Palladium catalyst, wt.% Methanol conversion (Xmcoh) and selectivity (S),% Xmcoh Sh2 ScO2 Sco 1.41 ± 0.08 6.22 98.00 93.99 6.01 2.95 ± 0.09 8.50 98.08 94.24 5.76 4.87 ± 0.15 11.82 99.72 99.15 0.85 7.88 ± 0.22 12.18 99.65 99.50 0.77

The results, presented in Table 6, prove that the palladium content of the catalyst according to the invention greater than 3 wt.% Advantageously increases the methanol conversion and preferably the conversion reduces the selectivity of carbon monoxide formation.

PL 234 050 B1

Claims (3)

Patent claims 1. The method of obtaining a methanol steam reforming catalyst with a support in the form of zinc and chromium oxides with a chromium content of 5-17%, with the participation of palladium and zinc salts, characterized in that the dried support is mixed at a temperature of 20-40 ° C for 2-3 hours with alkaline or neutral impregnating solution, used in excess, in the form of near saturation of solutions of palladium and zinc compounds, except for halogen salts, in which the percentage of palladium ions is greater than 3% by weight, based on the weight unit of the carrier , and the molar concentration of zinc ions in relation to the molar concentration corresponding to the palladium salt used is greater than 2 to 4 times, then the solvent is evaporated at a temperature close to its boiling point, keeping the pressure above the solution appropriate to the boiling point, and the resulting wet catalyst with a constant form, it is conditioned for 12-6 hours. at a temperature of 20-35 ° C, dried at a temperature of 70-140 ° C for 12-6 hours and calcined at the time and temperature required for the decomposition of the zinc and palladium compounds used for impregnation, until the formation of oxides of these metals, and then the obtained oxide form The catalyst is pre-activated with known gases with reducing properties to form active sites in the form of metallic palladium or palladium-zinc alloy. 2. The method according to p.
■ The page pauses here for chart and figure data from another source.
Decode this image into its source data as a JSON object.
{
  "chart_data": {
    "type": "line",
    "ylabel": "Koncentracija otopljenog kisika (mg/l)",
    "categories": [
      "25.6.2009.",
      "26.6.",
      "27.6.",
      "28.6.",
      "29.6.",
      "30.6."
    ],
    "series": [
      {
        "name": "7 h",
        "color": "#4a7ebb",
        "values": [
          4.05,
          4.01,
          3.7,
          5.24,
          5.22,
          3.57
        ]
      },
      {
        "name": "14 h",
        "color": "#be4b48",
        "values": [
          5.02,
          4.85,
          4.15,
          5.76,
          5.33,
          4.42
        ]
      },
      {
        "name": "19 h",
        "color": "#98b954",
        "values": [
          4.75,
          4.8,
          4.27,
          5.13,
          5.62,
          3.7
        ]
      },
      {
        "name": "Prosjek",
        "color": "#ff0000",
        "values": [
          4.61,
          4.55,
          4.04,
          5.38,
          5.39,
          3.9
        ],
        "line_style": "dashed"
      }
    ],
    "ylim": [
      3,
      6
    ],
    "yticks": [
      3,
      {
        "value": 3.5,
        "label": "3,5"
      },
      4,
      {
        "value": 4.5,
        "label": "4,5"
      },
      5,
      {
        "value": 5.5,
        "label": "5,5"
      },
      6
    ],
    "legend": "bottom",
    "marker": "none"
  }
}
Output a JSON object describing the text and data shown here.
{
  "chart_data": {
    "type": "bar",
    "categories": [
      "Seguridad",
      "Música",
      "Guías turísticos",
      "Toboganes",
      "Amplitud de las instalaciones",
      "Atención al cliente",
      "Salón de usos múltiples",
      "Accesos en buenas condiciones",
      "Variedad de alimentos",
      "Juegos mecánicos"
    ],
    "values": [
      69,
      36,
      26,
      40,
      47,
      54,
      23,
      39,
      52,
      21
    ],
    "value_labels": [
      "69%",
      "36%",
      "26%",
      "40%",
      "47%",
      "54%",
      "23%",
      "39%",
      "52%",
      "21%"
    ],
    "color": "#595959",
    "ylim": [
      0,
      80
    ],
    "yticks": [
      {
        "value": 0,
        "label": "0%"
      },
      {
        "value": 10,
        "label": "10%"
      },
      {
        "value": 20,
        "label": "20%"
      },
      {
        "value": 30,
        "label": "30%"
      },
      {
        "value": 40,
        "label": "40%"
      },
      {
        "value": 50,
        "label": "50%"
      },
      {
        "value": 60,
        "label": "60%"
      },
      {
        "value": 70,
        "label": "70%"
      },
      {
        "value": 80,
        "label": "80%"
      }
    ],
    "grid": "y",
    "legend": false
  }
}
The process of claim 1, wherein the impregnation is preferably made of anhydrous solutions of zinc acetylacetonate, and palladium acetylacetonate dissolved in acetone. 3. The method according to p. The method of claim 1, characterized in that the calcination of the catalyst is carried out at a temperature of 200-400 ° and during 0.5-2 hours, preferably for 1 hour. at 250 ° C (and its activation within 15 to 0.5 hours, at 200-400 ° C, preferably within 1 hour at 350 ° C.